What's amazing about the Internet is that there are the tools that let you communicate with this "friend base" and ask them for help.

What's even more amazing is that people are willing to offer help, if it's asked for in the right way (and rewarded in the right way, with recognition and perhaps more tangible trinkets.)

But what's scary is that it's still hard to tell which of your "friends" will actually *do something*, like turn up in a theater and buy a ticket, and which ones are simply compulsive about creating new connections, adding you to their own ever-growing roster of friends.

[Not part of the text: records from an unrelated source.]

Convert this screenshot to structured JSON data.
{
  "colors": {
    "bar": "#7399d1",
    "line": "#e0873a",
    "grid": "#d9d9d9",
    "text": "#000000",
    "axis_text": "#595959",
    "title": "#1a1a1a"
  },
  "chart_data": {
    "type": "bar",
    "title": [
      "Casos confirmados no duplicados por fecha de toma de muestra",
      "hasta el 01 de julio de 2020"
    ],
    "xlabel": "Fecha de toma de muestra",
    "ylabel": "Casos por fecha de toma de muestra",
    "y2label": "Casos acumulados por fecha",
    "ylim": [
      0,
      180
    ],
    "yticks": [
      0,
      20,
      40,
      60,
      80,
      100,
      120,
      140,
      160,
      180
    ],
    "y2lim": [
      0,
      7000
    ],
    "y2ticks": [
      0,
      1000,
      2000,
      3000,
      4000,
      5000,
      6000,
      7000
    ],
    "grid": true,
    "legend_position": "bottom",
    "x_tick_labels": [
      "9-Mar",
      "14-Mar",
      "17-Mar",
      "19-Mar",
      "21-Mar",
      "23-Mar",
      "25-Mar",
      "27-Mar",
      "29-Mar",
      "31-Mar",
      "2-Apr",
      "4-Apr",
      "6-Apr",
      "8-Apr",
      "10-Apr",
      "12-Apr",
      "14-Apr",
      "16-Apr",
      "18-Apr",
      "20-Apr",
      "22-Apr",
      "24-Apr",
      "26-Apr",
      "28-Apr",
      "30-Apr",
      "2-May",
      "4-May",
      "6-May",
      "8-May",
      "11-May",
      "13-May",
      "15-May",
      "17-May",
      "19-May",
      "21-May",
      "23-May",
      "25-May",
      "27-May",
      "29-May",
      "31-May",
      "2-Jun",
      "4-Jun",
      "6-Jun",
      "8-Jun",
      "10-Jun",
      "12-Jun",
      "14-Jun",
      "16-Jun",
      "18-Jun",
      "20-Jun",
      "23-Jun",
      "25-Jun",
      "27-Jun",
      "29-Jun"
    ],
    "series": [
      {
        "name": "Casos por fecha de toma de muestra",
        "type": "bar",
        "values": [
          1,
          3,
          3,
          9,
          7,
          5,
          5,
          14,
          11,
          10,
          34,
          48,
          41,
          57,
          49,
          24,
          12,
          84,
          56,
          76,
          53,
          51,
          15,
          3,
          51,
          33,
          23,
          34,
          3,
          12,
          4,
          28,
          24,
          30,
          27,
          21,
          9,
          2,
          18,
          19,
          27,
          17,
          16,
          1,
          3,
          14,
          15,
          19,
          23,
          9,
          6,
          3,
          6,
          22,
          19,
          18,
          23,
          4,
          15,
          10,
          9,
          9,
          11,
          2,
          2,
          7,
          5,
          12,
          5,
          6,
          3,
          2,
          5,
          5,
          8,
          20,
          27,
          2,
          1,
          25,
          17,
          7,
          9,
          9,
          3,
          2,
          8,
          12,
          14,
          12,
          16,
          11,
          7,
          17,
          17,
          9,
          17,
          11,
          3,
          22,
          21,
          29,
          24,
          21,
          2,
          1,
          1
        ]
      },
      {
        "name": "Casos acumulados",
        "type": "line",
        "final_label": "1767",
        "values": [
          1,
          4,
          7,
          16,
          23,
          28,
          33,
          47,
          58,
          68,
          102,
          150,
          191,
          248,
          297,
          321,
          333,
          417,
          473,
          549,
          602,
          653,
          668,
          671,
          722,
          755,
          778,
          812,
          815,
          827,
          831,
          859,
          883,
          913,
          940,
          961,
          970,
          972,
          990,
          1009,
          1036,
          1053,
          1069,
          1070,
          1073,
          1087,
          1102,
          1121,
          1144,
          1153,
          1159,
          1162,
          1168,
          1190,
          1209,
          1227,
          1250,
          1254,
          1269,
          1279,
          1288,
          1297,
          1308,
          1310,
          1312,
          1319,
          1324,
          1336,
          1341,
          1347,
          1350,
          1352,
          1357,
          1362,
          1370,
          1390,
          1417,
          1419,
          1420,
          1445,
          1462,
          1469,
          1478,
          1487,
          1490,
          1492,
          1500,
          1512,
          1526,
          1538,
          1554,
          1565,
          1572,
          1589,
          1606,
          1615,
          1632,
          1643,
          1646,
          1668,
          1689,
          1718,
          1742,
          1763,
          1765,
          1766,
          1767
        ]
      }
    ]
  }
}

And I think it will be challenging (perhaps scary) to manage some of your friends who want to be more than just friends ... like sending you the script they hope will turn into your next movie.

I'm not suggesting "friend" is definitively the right term to be using. (I still think of a friend as someone who intuitively knows when you need to be taken out and bought a beer, and who knows about large swaths of your history.) Peer is pretty good, as is collaborator. Patron feels too passive, like someone who's just bankrolling a project.

But finding a new term for the people who support creative endeavors seems to be an important step in moving beyond just thinking about them as fans.